New Mexico History Museum
Between October 2002 and October 2004, OAS completed excavations behind the Palace of the Governors in advance of construction of the New Mexico State History Museum in downtown Santa Fe. During fifteen months of fieldwork conducted by our archaeologists and more than thirty volunteers, we recovered more than 800,000 artifacts, and exposed and documented 200 cultural features from early Spanish Colonial to early statehood occupation of the Palace of the Governors grounds.
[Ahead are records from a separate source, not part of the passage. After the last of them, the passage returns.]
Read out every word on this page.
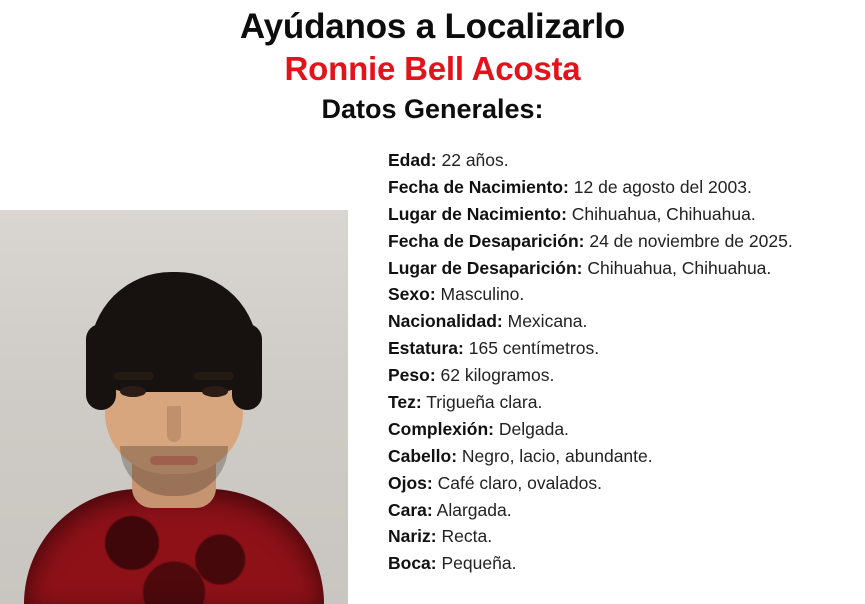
Ayúdanos a Localizarlo
Ronnie Bell Acosta
Datos Generales:

Edad: 22 años.

Fecha de Nacimiento: 12 de agosto del 2003.

Lugar de Nacimiento: Chihuahua, Chihuahua.

Fecha de Desaparición: 24 de noviembre de 2025.

Lugar de Desaparición: Chihuahua, Chihuahua.

Sexo: Masculino.

Nacionalidad: Mexicana.

Estatura: 165 centímetros.

Peso: 62 kilogramos.

Tez: Trigueña clara.

Complexión: Delgada.

Cabello: Negro, lacio, abundante.

Ojos: Café claro, ovalados.

Cara: Alargada.

Nariz: Recta.

Boca: Pequeña.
Northwest Santa Fe Relief Route
The OAS investigated 60 archaeological sites on the Santa Fe Piedmont with at least 77 temporal components. Fourteen of those sites were excavated, revealing a 7,000-year history of occupation in the piedmont from the Early Archaic to the historic Pueblo and Euroamerican periods.

Padoma
The sustained prevailing winds of southeast New Mexico and the elevated setting of San Juan Mesa are ideal for generating electricity from wind energy. The San Juan Mesa archaeological inventory was conducted in advance of the construction of a wind-generated power plant.

Peña Blanca
OAS excavations at seven sites along NM 22 provided new information on identity, subsistence, and community at various scales over almost 1,500 years of human occupation.

Pueblo de Santa Fe
The city of Santa Fe was built on top of the ruins of occupations that probably began in the thirteenth century. The site of the Santa Fe Civic Center, currently under construction, typifies a pattern of change that has occurred over the centuries.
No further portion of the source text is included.